6. Il ressort des pièces du dossier que Mme B affirme être entrée sur le territoire français en juillet 2023, sans pour autant l'établir. Elle ne conteste pas que, ainsi que l'a relevé le préfet de Vaucluse dans l'arrêté attaqué, sa demande d'asile a été rejetée par décision de l'Office français de protection des réfugiés et apatrides du 28 février 2024, de même que le recours formé contre cette décision, rejeté par la Cour nationale du droit d'asile le 26 juin 2024. Elle ne produit aucun élément de nature à démontrer qu'elle aurait développé en France des liens privés et familiaux, alors que son entrée sur le territoire français présente un caractère récent. A cet égard, si elle fait valoir qu'elle bénéficie en France d'un traitement auquel elle ne pourrait avoir accès au Nigéria, elle ne produit aucun élément à l'appui de ces allégations. Dans ces conditions, elle n'établit pas que la décision attaquée méconnaîtrait son droit au respect de sa vie privée et familiale. Les moyens tirés de l'erreur de droit, de l'erreur manifeste d'appréciation et de la violation des stipulations de l'article 8 de la convention européenne de sauvegarde des droits de l'homme et des libertés fondamentales doivent être écartés.

7. Il résulte de tout ce qui précède que les conclusions à fin d'annulation de la requête doivent être rejetées ainsi, par voie de conséquence, que les conclusions à fin d'injonction et celles relatives aux frais liés au litige.

D E C I D E :

Article 1 er : La requête de Mme B est rejetée.

Article 2 : Le présent jugement sera notifié à Mme A B et au préfet de Vaucluse.

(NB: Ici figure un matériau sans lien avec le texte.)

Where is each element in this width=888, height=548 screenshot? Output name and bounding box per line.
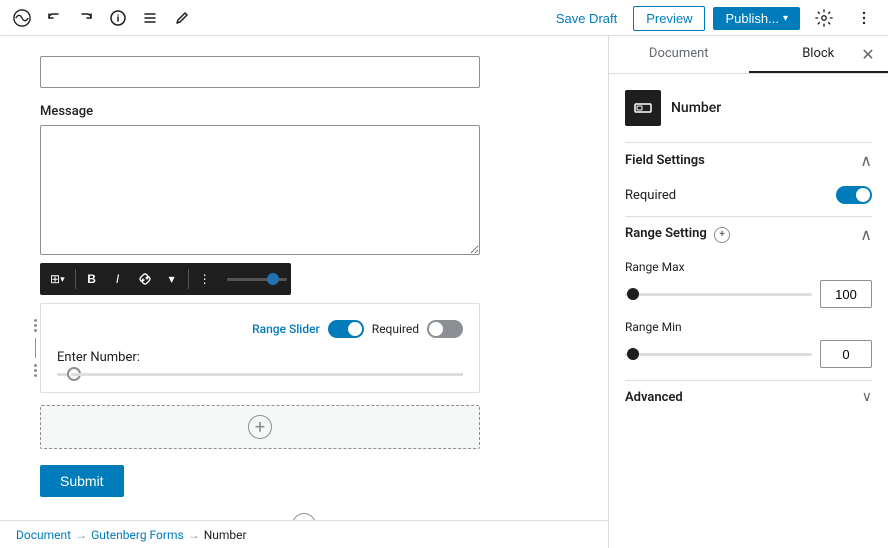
range-max-track[interactable] [625,293,812,296]
toolbar-right: Save Draft Preview Publish... ▾ [548,0,880,36]
publish-chevron-icon: ▾ [783,13,788,24]
handle-dot [34,329,37,332]
rs-header: Range Slider Required [57,320,463,338]
handle-dot [34,324,37,327]
title-input[interactable] [40,56,480,88]
toggle-knob-required [429,322,443,336]
range-min-track[interactable] [625,353,812,356]
range-slider-container: Range Slider Required Enter Number: [40,303,480,393]
range-setting-title: Range Setting + [625,226,730,243]
range-slider-label: Range Slider [252,322,320,336]
redo-button[interactable] [72,4,100,32]
more-block-options-button[interactable]: ⋮ [193,268,217,290]
range-max-input[interactable] [820,280,872,308]
italic-button[interactable]: I [106,268,130,290]
field-settings-header[interactable]: Field Settings ∧ [625,142,872,178]
block-toolbar: ⊞ ▾ B I ▾ ⋮ [40,263,291,295]
advanced-section[interactable]: Advanced ∨ [625,380,872,413]
add-block-icon[interactable]: + [248,415,272,439]
block-type-button[interactable]: ⊞ ▾ [44,268,71,290]
info-button[interactable] [104,4,132,32]
range-min-row: Range Min [625,320,872,368]
block-dropdown-icon: ▾ [60,274,65,285]
handle-dot [34,374,37,377]
main-content: Message ⊞ ▾ B I ▾ ⋮ [0,36,608,548]
breadcrumb-document[interactable]: Document [16,528,71,542]
sidebar-tabs: Document Block ✕ [609,36,888,74]
range-max-thumb[interactable] [627,288,639,300]
block-type-icon [625,90,661,126]
range-setting-help-icon[interactable]: + [714,227,730,243]
toggle-knob [348,322,362,336]
range-min-label: Range Min [625,320,872,334]
submit-button[interactable]: Submit [40,465,124,497]
bold-button[interactable]: B [80,268,104,290]
link-button[interactable] [132,268,158,290]
required-sidebar-toggle[interactable] [836,186,872,204]
handle-dot [34,364,37,367]
message-label: Message [40,104,568,119]
range-min-track-row [625,340,872,368]
table-icon: ⊞ [50,272,60,286]
advanced-chevron-icon: ∨ [862,389,872,405]
range-setting-collapse-icon: ∧ [860,225,872,244]
range-max-label: Range Max [625,260,872,274]
pencil-button[interactable] [168,4,196,32]
range-max-track-row [625,280,872,308]
range-min-thumb[interactable] [627,348,639,360]
handle-dot [34,319,37,322]
breadcrumb-arrow-2: → [188,528,200,542]
breadcrumb-number: Number [204,528,247,542]
field-settings-collapse-icon: ∧ [860,151,872,170]
required-toggle-knob [856,188,870,202]
toolbar-divider-2 [188,269,189,289]
preview-button[interactable]: Preview [633,6,705,31]
breadcrumb-gutenberg-forms[interactable]: Gutenberg Forms [91,528,184,542]
block-type-name: Number [671,100,721,116]
add-block-area[interactable]: + [40,405,480,449]
publish-button[interactable]: Publish... ▾ [713,7,800,30]
range-min-input[interactable] [820,340,872,368]
undo-button[interactable] [40,4,68,32]
range-setting-header[interactable]: Range Setting + ∧ [625,216,872,252]
required-field-row: Required [625,186,872,204]
slider-fill [71,373,463,376]
breadcrumb-arrow-1: → [75,528,87,542]
text-dropdown-button[interactable]: ▾ [160,268,184,290]
top-toolbar: Save Draft Preview Publish... ▾ [0,0,888,36]
breadcrumb: Document → Gutenberg Forms → Number [0,520,608,548]
main-layout: Message ⊞ ▾ B I ▾ ⋮ [0,36,888,548]
sidebar-content: Number Field Settings ∧ Required Range S… [609,74,888,548]
field-settings-title: Field Settings [625,153,705,168]
required-toggle[interactable] [427,320,463,338]
settings-button[interactable] [808,2,840,34]
sidebar: Document Block ✕ Number Field Settings ∧ [608,36,888,548]
advanced-label: Advanced [625,390,683,405]
range-slider-toggle[interactable] [328,320,364,338]
message-textarea[interactable] [40,125,480,255]
sidebar-close-button[interactable]: ✕ [856,43,880,67]
range-slider-track[interactable] [57,373,463,376]
required-field-label: Required [625,188,676,203]
list-view-button[interactable] [136,4,164,32]
tab-document[interactable]: Document [609,36,749,73]
toolbar-divider-1 [75,269,76,289]
wordpress-icon-btn[interactable] [8,4,36,32]
enter-number-label: Enter Number: [57,350,463,365]
slider-indicator [227,278,287,281]
block-type-info: Number [625,90,872,126]
save-draft-button[interactable]: Save Draft [548,7,625,30]
more-options-button[interactable] [848,2,880,34]
range-max-row: Range Max [625,260,872,308]
required-text: Required [372,322,419,336]
handle-dot [34,369,37,372]
range-slider-block: Range Slider Required Enter Number: [40,303,480,393]
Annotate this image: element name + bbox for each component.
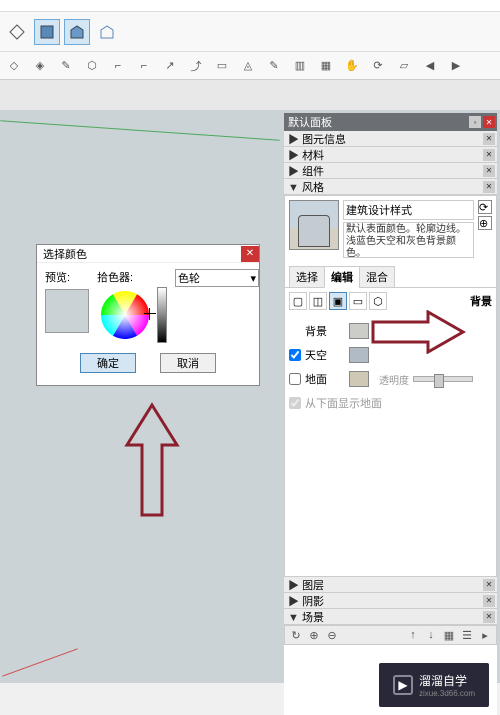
close-icon[interactable]: ✕	[483, 133, 495, 145]
refresh-icon[interactable]: ↻	[289, 628, 303, 642]
edge-settings-icon[interactable]: ▢	[289, 292, 307, 310]
scene-down-icon[interactable]: ↓	[424, 628, 438, 642]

Délibéré après l'audience du 5 novembre 2024, à laquelle siégeaient :

Mme Boyer, présidente,

Mme Lahmar, conseillère,

Mme Hoenen, conseillère.

Rendu public par mise à disposition au greffe, le 19 novembre 2024.

La rapporteure,

L. LAHMAR

La présidente,

C. BOYER

La greffière,

A. OLSZEWSKI

La République mande et ordonne au préfet de Vaucluse en ce qui le concerne ou à tous commissaires de justice à ce requis en ce qui concerne les voies de droit commun contre les parties privées de pourvoir à l'exécution du présent jugement.